Kami kemudian mengobrol di gubuk yang dibangun sebagai posko penyeberangan. Cerita Rita, saat tidak ada orang yang akan menyeberang, maka ia beraktivitas di rumah layaknya ibu-ibu rumah tangga biasa. Saat terdengar kentongan dipukul, maka itu adalah tanda panggilan kewajiban yang harus ia laksanakan.
Sungai Oya adalah sungai terbesar dan terpanjang yang melintasi wilayah Gunungkidul. Alirannya membelah wilayah Gunungkidul bagian timur, utara, tengah dan barat sepanjang kurang lebih 177 km. Kedhung Grenjeng di wilayah Kalurahan Banyusoca terletak di ujung barat, menjadi perbatasan wilayah antara Gunungkidul dan Kabupaten Bantul.
"Penyeberang bisa dari arah Bantul yang akan ke Gunungkidul atau sebaliknya. Mereka biasanya mengendarai sepeda motor. Gethek ini bisa memuat 3 sepeda motor sekaligus," Rita melanjutkan ceritanya.
Gethek, atau rakit penyeberangan ini mempunyai lebar sekitar 2 meter dan panjang kira-kira 10 meter. Di ujungnya diikat bekas ban mobil sebagai penyeimbang dan menambah daya apung. Dengan sebatang bambu panjang yang didorong sampai dasar sungai, pengemudi gethek akan menggerakkan gethek sedemikian rupa, sehingga posisi pengangkutan dan pendaratan bisa pas.
Lebar sungai yang diseberangi kurang lebih 30an meter, dengan dasar berbatu (krakalan). Meski debit Sungai Oya di musim kemarau panjang ini berkurang drastis, air tampak masih jernih mengalir. Kedalaman air di jalur penyeberangan, rata-rata satu meter, tapi jika agak ke bawah bisa sampai tiga meter dalamnya.
Mengenai biaya penyeberangan, Rita menyebut angka 5 ribu rupiah sekali menyeberang. Tapi, kadang ia mengaku tidak pernah protes jika menerima upah seikhlasnya dari pengguna jasanya.

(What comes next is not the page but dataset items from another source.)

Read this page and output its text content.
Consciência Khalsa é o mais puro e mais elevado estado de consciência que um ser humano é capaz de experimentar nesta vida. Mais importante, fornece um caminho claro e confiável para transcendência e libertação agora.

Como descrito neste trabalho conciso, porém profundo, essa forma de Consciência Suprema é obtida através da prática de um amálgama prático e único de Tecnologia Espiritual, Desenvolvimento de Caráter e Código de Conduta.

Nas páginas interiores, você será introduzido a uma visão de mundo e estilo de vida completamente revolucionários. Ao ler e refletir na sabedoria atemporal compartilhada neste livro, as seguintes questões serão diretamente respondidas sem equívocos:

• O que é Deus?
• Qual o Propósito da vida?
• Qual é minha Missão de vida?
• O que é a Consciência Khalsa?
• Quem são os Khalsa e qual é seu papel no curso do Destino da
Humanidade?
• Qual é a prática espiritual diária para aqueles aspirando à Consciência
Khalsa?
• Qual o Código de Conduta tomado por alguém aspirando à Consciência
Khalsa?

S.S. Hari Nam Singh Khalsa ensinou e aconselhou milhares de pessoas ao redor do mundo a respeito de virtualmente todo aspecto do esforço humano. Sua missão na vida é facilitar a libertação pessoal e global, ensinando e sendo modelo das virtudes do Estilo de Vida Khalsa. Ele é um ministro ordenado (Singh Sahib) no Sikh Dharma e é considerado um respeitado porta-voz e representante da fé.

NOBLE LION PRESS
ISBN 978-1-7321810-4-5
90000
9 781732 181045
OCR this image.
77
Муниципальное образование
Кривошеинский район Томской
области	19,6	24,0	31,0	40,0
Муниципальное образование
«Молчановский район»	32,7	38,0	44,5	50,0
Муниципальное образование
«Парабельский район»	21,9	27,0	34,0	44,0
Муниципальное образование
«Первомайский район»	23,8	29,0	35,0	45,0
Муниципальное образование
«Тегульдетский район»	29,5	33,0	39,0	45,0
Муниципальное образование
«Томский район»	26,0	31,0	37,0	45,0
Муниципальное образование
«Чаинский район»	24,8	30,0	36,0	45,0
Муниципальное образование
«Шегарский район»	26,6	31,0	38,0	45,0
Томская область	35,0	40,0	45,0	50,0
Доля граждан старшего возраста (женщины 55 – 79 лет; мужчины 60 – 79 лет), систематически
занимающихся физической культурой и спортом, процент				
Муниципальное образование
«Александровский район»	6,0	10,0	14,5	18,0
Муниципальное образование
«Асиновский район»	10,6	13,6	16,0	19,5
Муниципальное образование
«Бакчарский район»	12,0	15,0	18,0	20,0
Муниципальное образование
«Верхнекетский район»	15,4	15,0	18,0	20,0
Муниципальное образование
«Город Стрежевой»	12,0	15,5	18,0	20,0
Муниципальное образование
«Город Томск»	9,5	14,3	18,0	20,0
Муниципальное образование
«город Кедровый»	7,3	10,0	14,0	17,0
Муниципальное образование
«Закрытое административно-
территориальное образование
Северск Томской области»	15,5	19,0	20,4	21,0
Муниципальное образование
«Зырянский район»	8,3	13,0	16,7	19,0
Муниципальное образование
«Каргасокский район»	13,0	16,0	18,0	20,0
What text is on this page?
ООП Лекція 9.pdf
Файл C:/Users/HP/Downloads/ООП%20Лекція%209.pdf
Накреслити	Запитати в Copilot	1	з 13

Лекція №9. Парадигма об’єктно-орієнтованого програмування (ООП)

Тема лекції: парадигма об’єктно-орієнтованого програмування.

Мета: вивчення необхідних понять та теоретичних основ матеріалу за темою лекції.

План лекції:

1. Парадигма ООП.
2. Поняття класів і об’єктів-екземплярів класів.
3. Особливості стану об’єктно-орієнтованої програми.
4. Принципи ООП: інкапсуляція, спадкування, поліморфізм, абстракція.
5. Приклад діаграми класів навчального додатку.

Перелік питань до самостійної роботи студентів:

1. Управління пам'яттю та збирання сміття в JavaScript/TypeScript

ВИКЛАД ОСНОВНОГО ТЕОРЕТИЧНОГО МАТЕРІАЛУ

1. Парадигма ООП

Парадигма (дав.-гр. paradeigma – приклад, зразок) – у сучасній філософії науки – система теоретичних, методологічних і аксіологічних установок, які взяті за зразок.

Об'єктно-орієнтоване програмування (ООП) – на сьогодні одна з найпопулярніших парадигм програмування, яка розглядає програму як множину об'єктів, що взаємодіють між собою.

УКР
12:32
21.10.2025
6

"Kalau pas ramai ya bisa dapat 100 sampai 160 ribu sehari. Tapi kalau sepi ya biasa saya bawa pulang 30 ribu, itupun harus dibagi dua untuk kas kelompok. Biasanya mereka memberi ongkos 5 ribu sekali menyeberang, tapi kadang juga seikhlasnya saya terima. Kalau yang tidak langganan dan baru sekali menyeberang, biasanya mereka memberi lebih, 10 ribu bahkan ada yang pernah ngasih 20 ribu," cerita Rita panjang lebar.
Para pengguna jasa 'gethek' Kedhung Grenjeng ini menurut Rita memang sudah banyak yang berlangganan. Mereka biasanya menyeberang untuk berangkat kerja. Dengan menyeberang melewati Kedhung Grenjeng, maka akan memotong jalur yang lumayan panjang dan menghindari kemacetan jika akan ke arah Yogya.
"Kalau dari sini mau ke Jogja, bisa langsung tembus Jalur Cina Mati, atau wilayah Patuk. Bisa juga arah Imogiri langsung ke Plered," kata Sarwidi suami dari Rita.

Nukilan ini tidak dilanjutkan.